Tina, MS, PA-C, and her supervising physician didn’t set out to establish a medical aesthetics practice. But they started doing medical cosmetics about a year ago, and it has been a huge hit with patients.

This skin and laser treatment office offers a complete selection of medical cosmetic services, such as Botox and Restylane injections, HydraFacial treatments, laser facials and microdermabrasion.

“We just started doing this a year ago because our patients were asking for it,” they say. “It’s grown more than I ever imagined. It has become its own entity. We’re almost a medical day spa within a doctor’s office.”

The nurse, who previously practiced in dermatology and surgery, handles a range of the treatments offered at the clinic. She says the skills she learned as a dermatology PA and a surgery PA helped her adjust to medical aesthetics. She also learned techniques and treatments by attending conferences and observing physicians.

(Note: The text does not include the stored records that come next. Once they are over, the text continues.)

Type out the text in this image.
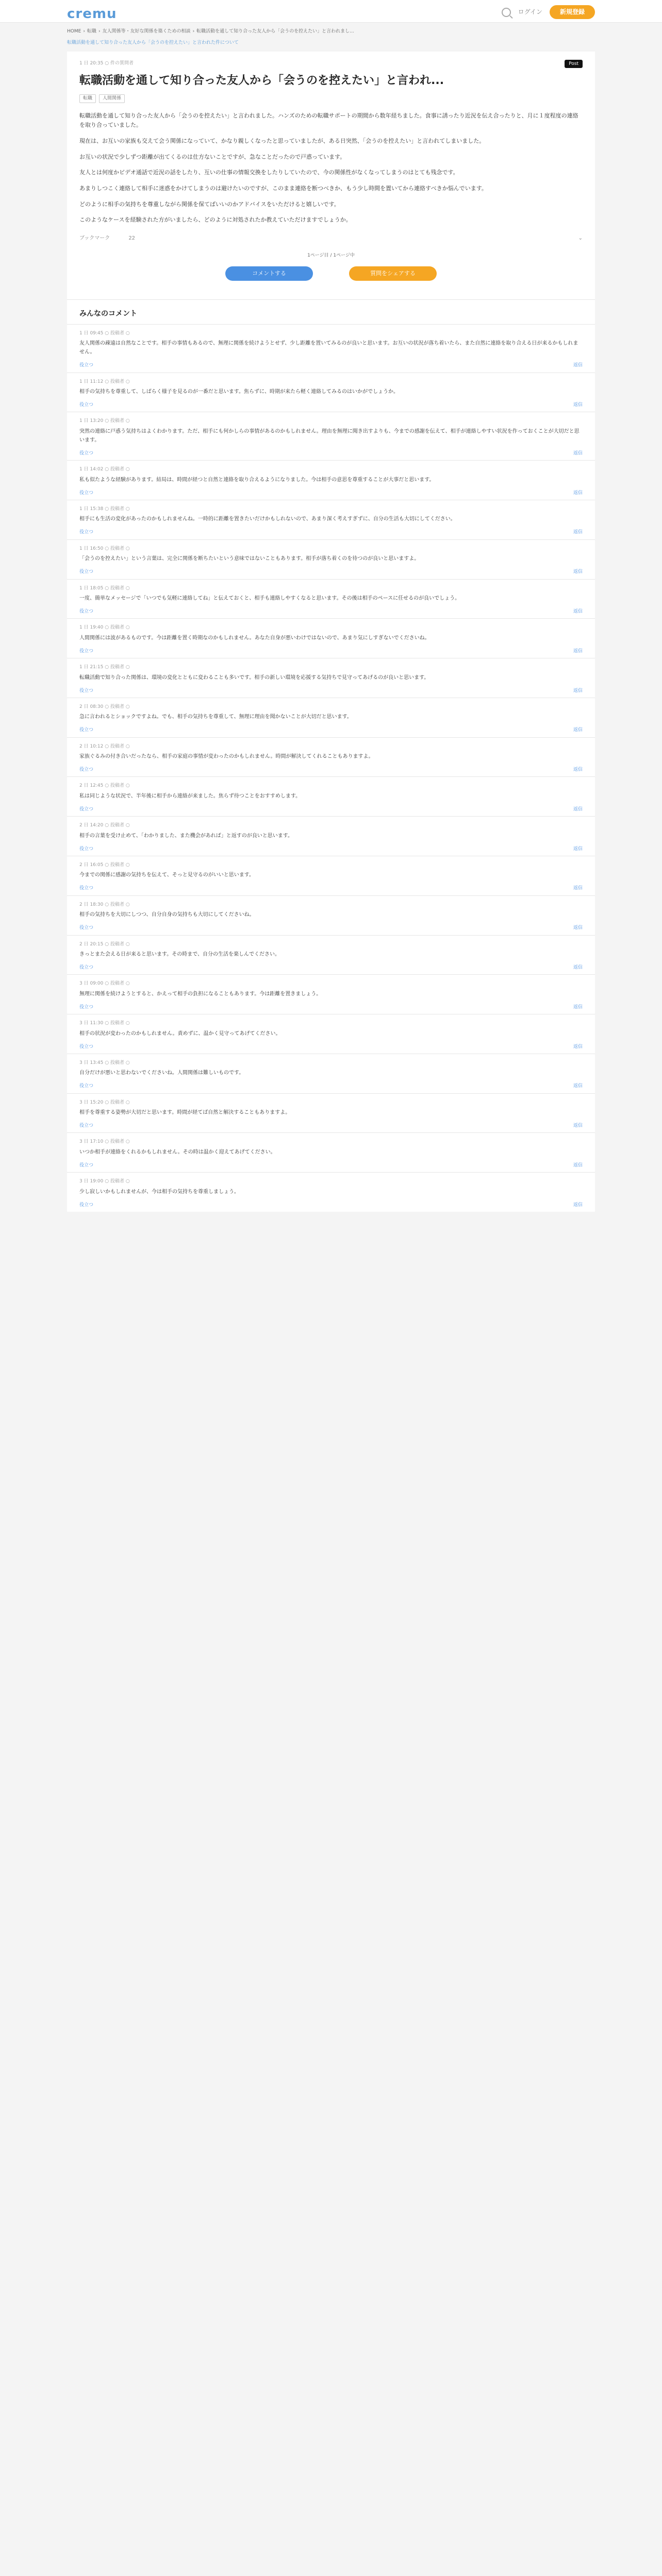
cremu	ログイン	新規登録
HOME › 転職 › 友人関係等・友好な関係を築くための相談 › 転職活動を通して知り合った友人から「会うのを控えたい」と言われまし...
転職活動を通して知り合った友人から「会うのを控えたい」と言われた件について
1 日 20:35 ○ 件の質問者	Post
転職活動を通して知り合った友人から「会うのを控えたい」と言われ...
転職	人間関係

転職活動を通して知り合った友人から「会うのを控えたい」と言われました。ハンズのための転職サポートの期間から数年経ちました。食事に誘ったり近況を伝え合ったりと、月に１度程度の連絡を取り合っていました。

現在は、お互いの家族も交えて会う関係になっていて、かなり親しくなったと思っていましたが、ある日突然、「会うのを控えたい」と言われてしまいました。

お互いの状況で少しずつ距離が出てくるのは仕方ないことですが、急なことだったので戸惑っています。

友人とは何度かビデオ通話で近況の話をしたり、互いの仕事の情報交換をしたりしていたので、今の関係性がなくなってしまうのはとても残念です。

あまりしつこく連絡して相手に迷惑をかけてしまうのは避けたいのですが、このまま連絡を断つべきか、もう少し時間を置いてから連絡すべきか悩んでいます。

どのように相手の気持ちを尊重しながら関係を保てばいいのかアドバイスをいただけると嬉しいです。

このようなケースを経験された方がいましたら、どのように対処されたか教えていただけますでしょうか。

ブックマーク	22	⌄
1ページ目 / 1ページ中
コメントする	質問をシェアする
みんなのコメント
1 日 09:45 ○ 投稿者 ○
友人関係の疎遠は自然なことです。相手の事情もあるので、無理に関係を続けようとせず、少し距離を置いてみるのが良いと思います。お互いの状況が落ち着いたら、また自然に連絡を取り合える日が来るかもしれません。
役立つ	返信
1 日 11:12 ○ 投稿者 ○
相手の気持ちを尊重して、しばらく様子を見るのが一番だと思います。焦らずに、時期が来たら軽く連絡してみるのはいかがでしょうか。
役立つ	返信
1 日 13:20 ○ 投稿者 ○
突然の連絡に戸惑う気持ちはよくわかります。ただ、相手にも何かしらの事情があるのかもしれません。理由を無理に聞き出すよりも、今までの感謝を伝えて、相手が連絡しやすい状況を作っておくことが大切だと思います。
役立つ	返信
1 日 14:02 ○ 投稿者 ○
私も似たような経験があります。結局は、時間が経つと自然と連絡を取り合えるようになりました。今は相手の意思を尊重することが大事だと思います。
役立つ	返信
1 日 15:38 ○ 投稿者 ○
相手にも生活の変化があったのかもしれませんね。一時的に距離を置きたいだけかもしれないので、あまり深く考えすぎずに、自分の生活も大切にしてください。
役立つ	返信
1 日 16:50 ○ 投稿者 ○
「会うのを控えたい」という言葉は、完全に関係を断ちたいという意味ではないこともあります。相手が落ち着くのを待つのが良いと思いますよ。
役立つ	返信
1 日 18:05 ○ 投稿者 ○
一度、簡単なメッセージで「いつでも気軽に連絡してね」と伝えておくと、相手も連絡しやすくなると思います。その後は相手のペースに任せるのが良いでしょう。
役立つ	返信
1 日 19:40 ○ 投稿者 ○
人間関係には波があるものです。今は距離を置く時期なのかもしれません。あなた自身が悪いわけではないので、あまり気にしすぎないでくださいね。
役立つ	返信
1 日 21:15 ○ 投稿者 ○
転職活動で知り合った関係は、環境の変化とともに変わることも多いです。相手の新しい環境を応援する気持ちで見守ってあげるのが良いと思います。
役立つ	返信
2 日 08:30 ○ 投稿者 ○
急に言われるとショックですよね。でも、相手の気持ちを尊重して、無理に理由を聞かないことが大切だと思います。
役立つ	返信
2 日 10:12 ○ 投稿者 ○
家族ぐるみの付き合いだったなら、相手の家庭の事情が変わったのかもしれません。時間が解決してくれることもありますよ。
役立つ	返信
2 日 12:45 ○ 投稿者 ○
私は同じような状況で、半年後に相手から連絡が来ました。焦らず待つことをおすすめします。
役立つ	返信
2 日 14:20 ○ 投稿者 ○
相手の言葉を受け止めて、「わかりました、また機会があれば」と返すのが良いと思います。
役立つ	返信
2 日 16:05 ○ 投稿者 ○
今までの関係に感謝の気持ちを伝えて、そっと見守るのがいいと思います。
役立つ	返信
2 日 18:30 ○ 投稿者 ○
相手の気持ちを大切にしつつ、自分自身の気持ちも大切にしてくださいね。
役立つ	返信
2 日 20:15 ○ 投稿者 ○
きっとまた会える日が来ると思います。その時まで、自分の生活を楽しんでください。
役立つ	返信
3 日 09:00 ○ 投稿者 ○
無理に関係を続けようとすると、かえって相手の負担になることもあります。今は距離を置きましょう。
役立つ	返信
3 日 11:30 ○ 投稿者 ○
相手の状況が変わったのかもしれません。責めずに、温かく見守ってあげてください。
役立つ	返信
3 日 13:45 ○ 投稿者 ○
自分だけが悪いと思わないでくださいね。人間関係は難しいものです。
役立つ	返信
3 日 15:20 ○ 投稿者 ○
相手を尊重する姿勢が大切だと思います。時間が経てば自然と解決することもありますよ。
役立つ	返信
3 日 17:10 ○ 投稿者 ○
いつか相手が連絡をくれるかもしれません。その時は温かく迎えてあげてください。
役立つ	返信
3 日 19:00 ○ 投稿者 ○
少し寂しいかもしれませんが、今は相手の気持ちを尊重しましょう。
役立つ	返信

“I don’t want it to seem like it was easy, but it was a definite match for me,” she says.  In previous jobs she was basically doing regular skin care and biopsies, and she has always been good with her hands. But, there is a difference between giving a flu shot and injecting Botox.

They looked to provide medical aesthetic services that their patients needed and asked for. Patient care comes first. If patients want a medical aesthetic procedure, it is available and the role of the office is to  educate patients and provide the service.

Medical aesthetics is becoming very popular among health care providers. More than 90 million consumers in the United States have used products or procedures to reduce signs of aging, and noninvasive cosmetic surgery products generate more than $1.2 billion in annual sales.

“Everybody wants to do it,” she says. “Even primary care providers want to do it. I think there are enough patients out there for everyone.”